TESTAMENTO DI S.M. Cristianissima Luigi XVI di Francia
"Nel nome della Santissima Trinità, Padre, Figliuolo, e Spirito Santo. Oggi 25 dicembre 1792. Io Luigi XVI di nome, Re di Francia, chiuso da più di quattro mesi colla mia Famiglia nel Tempio a Parigi da coloro ch'eran miei sudditi, privo di ogni comunicazione qualunque, e dagli undici in qua del corrente, fino colla mia stessa Famiglia implicato di più in un processo, di cui è impossibile prevederne l'uscita a motivo delle passioni degli uomini, e di cui non si trova né pretesto, né mezzi di alcuna legge esistente, non avendo che Dio per testimonio dè miei pensieri, a cui possa rivolgermi: Io dichiaro qui in sua presenza le mie ultime volontà, e sentimenti.
Lascio la mia Anima a Dio mio Creatore, pregandolo ad accoglierla nella sua misericordia, di non giudicarla secondo i suoi meriti, ma da quelli bensì del nostro Signor Gesù Cristo che si è offerto in sacrifizio a Dio suo Padre per noi altri uomini, benché ne fossimo indegni, ed io più di tutti.
Muoio nell'unione della nostra Santa Madre la Chiesa Cattolica, Apostolica, e Romana, che ha la sua Podestà per una successione non mai interrotta dopo S.Pietro, a cui Gesù Cristo l'ha confidata.
Credo fermamente e confesso quanto è contenuto nel Simbolo, i Comandamenti di Dio e della Chiesa, i Sacramenti, e i Misterj come la Chiesa Cattolica gli insegna, e gli ha sempre insegnati.
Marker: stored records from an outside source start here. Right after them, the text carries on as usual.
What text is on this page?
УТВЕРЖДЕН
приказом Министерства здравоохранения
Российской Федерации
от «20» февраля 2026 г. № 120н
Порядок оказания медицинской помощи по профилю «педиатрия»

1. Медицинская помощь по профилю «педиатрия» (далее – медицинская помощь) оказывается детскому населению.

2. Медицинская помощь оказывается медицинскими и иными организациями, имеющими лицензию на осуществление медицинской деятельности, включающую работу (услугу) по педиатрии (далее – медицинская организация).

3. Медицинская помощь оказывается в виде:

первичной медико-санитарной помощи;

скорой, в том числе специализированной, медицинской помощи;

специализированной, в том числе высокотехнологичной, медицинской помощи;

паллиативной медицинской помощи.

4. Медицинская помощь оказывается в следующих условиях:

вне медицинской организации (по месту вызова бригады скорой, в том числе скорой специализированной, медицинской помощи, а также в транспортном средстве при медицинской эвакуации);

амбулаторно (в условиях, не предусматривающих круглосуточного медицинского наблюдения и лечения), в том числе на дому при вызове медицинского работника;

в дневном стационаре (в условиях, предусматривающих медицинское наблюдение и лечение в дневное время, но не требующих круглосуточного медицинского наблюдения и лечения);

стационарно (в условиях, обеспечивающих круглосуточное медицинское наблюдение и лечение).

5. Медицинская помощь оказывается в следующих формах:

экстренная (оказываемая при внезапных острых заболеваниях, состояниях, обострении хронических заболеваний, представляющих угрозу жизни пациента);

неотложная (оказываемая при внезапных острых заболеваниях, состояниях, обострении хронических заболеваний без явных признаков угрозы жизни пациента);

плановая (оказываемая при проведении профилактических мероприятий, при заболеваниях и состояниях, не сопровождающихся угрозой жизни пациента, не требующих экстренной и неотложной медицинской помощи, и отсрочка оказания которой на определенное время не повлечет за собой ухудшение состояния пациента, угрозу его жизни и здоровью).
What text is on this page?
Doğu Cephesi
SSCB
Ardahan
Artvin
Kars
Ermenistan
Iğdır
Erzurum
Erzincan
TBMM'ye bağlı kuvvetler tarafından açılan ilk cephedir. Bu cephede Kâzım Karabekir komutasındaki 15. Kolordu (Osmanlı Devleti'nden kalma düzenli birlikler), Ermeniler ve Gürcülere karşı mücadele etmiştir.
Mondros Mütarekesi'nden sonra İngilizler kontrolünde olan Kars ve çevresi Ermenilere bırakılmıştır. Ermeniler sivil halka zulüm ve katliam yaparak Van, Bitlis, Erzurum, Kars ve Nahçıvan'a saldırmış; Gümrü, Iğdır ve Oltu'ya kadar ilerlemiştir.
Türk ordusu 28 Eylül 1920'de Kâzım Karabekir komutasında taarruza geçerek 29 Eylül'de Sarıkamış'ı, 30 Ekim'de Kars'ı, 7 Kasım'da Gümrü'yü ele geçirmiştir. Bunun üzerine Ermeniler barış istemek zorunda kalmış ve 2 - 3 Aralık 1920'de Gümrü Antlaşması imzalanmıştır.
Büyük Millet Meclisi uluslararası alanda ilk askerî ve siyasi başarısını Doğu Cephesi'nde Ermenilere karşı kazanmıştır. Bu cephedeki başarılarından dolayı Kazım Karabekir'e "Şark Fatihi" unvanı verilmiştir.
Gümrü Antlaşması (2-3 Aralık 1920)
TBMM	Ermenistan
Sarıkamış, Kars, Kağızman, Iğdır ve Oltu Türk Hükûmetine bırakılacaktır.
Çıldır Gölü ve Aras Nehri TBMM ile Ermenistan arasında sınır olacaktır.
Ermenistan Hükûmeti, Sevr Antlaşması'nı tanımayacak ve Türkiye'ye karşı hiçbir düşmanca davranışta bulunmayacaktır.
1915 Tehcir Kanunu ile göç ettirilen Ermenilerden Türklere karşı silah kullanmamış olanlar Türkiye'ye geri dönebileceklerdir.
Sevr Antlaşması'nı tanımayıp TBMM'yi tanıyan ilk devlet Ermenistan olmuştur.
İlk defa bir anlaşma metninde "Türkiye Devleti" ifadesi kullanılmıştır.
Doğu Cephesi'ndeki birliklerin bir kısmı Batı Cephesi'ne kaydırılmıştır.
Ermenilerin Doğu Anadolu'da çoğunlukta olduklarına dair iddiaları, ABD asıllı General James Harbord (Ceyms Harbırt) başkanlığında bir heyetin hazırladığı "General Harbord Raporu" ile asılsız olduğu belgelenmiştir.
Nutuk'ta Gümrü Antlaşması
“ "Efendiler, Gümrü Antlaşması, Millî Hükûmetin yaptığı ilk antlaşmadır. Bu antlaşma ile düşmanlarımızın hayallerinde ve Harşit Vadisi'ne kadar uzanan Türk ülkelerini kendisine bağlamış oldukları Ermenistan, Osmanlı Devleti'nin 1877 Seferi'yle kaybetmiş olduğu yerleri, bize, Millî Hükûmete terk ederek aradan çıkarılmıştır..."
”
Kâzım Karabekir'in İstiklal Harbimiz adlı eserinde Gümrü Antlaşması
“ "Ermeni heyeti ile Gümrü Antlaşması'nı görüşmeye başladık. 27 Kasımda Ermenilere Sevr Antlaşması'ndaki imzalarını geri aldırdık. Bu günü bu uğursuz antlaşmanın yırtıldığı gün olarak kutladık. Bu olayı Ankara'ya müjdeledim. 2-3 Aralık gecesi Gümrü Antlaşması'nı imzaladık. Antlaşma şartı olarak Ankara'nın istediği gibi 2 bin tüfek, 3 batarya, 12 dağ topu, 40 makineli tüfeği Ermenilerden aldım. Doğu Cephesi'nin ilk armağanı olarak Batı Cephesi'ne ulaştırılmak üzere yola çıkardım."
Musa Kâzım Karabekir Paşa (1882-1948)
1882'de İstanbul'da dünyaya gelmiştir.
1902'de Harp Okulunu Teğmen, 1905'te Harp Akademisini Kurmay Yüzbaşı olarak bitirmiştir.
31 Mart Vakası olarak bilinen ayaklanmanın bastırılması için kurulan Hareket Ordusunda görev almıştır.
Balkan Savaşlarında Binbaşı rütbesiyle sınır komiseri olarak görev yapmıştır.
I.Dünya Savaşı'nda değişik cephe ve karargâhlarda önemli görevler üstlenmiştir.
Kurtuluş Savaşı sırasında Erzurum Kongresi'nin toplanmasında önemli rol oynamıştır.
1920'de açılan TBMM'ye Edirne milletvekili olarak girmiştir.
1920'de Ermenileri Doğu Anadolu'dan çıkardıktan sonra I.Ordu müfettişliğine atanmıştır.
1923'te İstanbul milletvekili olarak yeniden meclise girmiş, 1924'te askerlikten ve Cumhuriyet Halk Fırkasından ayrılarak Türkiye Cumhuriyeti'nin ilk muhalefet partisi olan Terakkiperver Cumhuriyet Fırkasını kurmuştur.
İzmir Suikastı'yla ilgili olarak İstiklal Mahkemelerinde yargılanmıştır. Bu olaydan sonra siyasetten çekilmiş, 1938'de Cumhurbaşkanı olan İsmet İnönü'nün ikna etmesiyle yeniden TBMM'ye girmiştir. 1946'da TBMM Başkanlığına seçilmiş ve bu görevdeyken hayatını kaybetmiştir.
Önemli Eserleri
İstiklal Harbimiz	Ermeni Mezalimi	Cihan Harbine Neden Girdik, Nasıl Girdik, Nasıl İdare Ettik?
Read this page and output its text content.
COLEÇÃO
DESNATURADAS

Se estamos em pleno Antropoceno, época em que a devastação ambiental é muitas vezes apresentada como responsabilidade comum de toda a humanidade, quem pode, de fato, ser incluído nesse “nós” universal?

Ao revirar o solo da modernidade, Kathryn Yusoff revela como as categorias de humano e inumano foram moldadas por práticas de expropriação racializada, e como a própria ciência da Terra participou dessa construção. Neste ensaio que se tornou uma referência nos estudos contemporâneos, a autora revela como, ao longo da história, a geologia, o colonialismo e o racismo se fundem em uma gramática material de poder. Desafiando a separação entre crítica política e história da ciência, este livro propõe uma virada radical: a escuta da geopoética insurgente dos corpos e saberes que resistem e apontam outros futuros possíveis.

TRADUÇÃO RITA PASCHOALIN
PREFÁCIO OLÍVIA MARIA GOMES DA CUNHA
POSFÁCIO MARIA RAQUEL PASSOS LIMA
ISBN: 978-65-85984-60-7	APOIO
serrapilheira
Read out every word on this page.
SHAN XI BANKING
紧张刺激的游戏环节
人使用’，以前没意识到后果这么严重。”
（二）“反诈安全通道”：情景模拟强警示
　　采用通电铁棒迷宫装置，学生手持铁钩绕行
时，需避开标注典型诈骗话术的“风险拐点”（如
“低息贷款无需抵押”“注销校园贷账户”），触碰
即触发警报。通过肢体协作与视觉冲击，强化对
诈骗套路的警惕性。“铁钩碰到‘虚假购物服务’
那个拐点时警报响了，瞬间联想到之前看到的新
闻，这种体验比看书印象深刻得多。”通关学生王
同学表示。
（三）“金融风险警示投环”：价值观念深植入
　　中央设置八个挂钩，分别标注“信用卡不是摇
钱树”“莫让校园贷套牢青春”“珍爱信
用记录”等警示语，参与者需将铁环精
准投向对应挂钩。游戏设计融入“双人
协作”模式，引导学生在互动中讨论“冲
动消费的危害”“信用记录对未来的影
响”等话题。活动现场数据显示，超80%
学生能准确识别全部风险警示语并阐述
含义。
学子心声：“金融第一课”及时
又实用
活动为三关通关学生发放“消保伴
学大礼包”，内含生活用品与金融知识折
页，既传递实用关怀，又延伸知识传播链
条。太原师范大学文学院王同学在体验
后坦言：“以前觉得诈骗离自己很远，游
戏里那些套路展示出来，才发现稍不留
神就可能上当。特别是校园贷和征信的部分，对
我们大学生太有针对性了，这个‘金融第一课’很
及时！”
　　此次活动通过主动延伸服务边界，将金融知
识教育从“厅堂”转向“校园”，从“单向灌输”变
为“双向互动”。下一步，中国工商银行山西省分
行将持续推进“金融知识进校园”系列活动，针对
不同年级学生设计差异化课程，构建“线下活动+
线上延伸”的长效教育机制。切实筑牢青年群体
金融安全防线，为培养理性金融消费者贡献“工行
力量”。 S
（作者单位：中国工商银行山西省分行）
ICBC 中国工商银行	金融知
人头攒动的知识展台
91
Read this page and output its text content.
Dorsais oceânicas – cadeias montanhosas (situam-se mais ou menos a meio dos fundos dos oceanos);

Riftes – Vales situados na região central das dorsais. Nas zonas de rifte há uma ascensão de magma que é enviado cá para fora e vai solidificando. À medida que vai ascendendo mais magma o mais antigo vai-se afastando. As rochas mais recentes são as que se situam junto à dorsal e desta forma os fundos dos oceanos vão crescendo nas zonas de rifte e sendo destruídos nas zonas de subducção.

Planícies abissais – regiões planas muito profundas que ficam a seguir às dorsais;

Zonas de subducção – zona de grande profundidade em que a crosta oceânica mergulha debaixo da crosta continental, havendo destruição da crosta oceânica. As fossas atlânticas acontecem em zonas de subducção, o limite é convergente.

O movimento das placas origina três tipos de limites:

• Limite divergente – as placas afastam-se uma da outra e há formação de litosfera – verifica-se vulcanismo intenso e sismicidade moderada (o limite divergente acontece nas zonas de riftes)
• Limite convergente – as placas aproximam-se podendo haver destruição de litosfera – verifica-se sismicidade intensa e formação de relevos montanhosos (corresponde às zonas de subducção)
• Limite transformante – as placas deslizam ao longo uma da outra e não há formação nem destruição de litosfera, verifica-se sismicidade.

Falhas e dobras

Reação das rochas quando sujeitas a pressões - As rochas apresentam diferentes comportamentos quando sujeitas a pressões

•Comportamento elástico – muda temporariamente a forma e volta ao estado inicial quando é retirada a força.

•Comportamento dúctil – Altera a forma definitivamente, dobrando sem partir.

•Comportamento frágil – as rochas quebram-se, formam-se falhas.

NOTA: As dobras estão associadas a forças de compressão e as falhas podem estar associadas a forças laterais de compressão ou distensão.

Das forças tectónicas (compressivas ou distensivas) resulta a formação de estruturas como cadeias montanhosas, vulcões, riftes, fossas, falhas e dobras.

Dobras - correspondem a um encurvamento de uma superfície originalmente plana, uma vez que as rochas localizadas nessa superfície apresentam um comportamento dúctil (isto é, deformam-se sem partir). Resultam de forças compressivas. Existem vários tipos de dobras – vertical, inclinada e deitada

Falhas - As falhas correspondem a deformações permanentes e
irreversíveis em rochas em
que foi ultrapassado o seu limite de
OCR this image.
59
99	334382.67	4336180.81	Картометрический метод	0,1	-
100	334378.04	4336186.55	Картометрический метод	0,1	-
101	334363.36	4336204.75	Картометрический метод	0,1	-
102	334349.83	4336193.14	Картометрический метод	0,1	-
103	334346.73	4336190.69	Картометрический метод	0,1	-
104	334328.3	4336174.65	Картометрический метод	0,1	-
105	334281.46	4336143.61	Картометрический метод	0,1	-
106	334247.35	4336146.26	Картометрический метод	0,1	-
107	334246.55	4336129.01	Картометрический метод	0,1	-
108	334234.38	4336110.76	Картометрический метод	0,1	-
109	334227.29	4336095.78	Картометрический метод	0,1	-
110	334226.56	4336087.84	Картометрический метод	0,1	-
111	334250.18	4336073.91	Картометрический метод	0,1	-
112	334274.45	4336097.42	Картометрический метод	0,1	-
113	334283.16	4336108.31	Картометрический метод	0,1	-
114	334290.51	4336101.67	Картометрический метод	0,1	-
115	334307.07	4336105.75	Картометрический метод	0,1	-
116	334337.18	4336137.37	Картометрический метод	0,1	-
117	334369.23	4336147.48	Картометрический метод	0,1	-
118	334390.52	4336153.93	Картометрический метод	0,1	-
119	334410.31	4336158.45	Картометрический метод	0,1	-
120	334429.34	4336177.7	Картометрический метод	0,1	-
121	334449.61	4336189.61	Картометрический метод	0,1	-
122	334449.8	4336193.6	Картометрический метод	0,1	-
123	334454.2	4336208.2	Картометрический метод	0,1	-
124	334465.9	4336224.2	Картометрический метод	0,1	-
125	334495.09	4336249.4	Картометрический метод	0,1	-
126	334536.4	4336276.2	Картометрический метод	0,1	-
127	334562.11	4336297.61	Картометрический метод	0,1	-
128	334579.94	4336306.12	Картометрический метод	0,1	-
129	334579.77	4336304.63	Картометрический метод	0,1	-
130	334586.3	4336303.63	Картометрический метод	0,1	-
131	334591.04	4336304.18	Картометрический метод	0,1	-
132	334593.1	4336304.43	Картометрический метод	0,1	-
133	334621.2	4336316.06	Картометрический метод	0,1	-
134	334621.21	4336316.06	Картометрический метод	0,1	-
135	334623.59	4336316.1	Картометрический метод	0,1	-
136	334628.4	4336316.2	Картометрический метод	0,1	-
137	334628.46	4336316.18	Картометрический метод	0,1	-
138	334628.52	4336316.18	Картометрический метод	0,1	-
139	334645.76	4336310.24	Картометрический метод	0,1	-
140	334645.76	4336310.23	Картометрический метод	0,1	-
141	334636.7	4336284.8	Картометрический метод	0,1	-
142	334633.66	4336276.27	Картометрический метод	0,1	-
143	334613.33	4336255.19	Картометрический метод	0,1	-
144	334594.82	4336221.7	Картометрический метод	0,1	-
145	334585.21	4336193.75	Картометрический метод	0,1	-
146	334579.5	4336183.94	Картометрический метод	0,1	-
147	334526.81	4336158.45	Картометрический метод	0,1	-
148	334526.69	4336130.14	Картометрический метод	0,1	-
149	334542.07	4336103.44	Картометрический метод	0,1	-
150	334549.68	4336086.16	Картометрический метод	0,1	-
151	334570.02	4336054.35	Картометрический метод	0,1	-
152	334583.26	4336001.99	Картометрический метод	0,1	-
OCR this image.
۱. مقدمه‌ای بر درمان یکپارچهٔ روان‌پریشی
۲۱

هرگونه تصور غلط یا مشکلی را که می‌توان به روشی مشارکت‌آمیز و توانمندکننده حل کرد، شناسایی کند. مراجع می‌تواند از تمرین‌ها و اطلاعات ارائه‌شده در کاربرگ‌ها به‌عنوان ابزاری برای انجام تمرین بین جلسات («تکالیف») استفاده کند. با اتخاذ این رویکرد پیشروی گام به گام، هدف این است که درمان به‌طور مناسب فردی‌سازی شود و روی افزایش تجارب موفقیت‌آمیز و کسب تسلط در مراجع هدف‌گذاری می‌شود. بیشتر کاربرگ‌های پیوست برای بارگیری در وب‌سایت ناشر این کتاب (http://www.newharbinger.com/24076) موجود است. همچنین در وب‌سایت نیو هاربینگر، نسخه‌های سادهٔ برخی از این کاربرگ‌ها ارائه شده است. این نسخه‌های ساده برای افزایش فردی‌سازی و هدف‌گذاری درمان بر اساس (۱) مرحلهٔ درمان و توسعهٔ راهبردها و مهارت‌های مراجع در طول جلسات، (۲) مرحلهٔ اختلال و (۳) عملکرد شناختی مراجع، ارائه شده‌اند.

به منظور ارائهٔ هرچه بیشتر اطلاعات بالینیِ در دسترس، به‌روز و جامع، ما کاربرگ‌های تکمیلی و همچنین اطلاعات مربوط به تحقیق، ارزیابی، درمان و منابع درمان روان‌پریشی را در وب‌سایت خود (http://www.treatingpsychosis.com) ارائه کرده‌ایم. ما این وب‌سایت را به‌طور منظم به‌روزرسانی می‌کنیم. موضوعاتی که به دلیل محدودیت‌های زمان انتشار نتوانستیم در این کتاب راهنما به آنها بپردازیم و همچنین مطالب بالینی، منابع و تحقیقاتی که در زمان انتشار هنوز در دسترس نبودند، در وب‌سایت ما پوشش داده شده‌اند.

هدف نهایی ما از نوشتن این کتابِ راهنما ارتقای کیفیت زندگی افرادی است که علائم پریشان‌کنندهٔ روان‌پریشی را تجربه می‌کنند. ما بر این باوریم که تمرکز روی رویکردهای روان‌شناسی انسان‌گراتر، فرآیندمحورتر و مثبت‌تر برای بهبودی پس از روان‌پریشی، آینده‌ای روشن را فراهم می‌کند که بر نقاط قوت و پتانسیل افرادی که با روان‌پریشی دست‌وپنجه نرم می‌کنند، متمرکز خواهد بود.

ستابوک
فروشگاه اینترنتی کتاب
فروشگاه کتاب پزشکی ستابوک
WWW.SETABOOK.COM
Non ho mai preteso di farmi Giudice nelle differenti maniere di spiegare i dogmi, che dividon la Chiesa di Gesù Cristo, ma sonomi riportato, e mi riporterò sempre se Dio mi dà vita alla decisioni che i Superiori Ecclesiastici uniti alla Santa Chiesa Cattolica danno, e daranno conformemente alla Disciplina della Chiesa costante da Gesù Cristo in poi.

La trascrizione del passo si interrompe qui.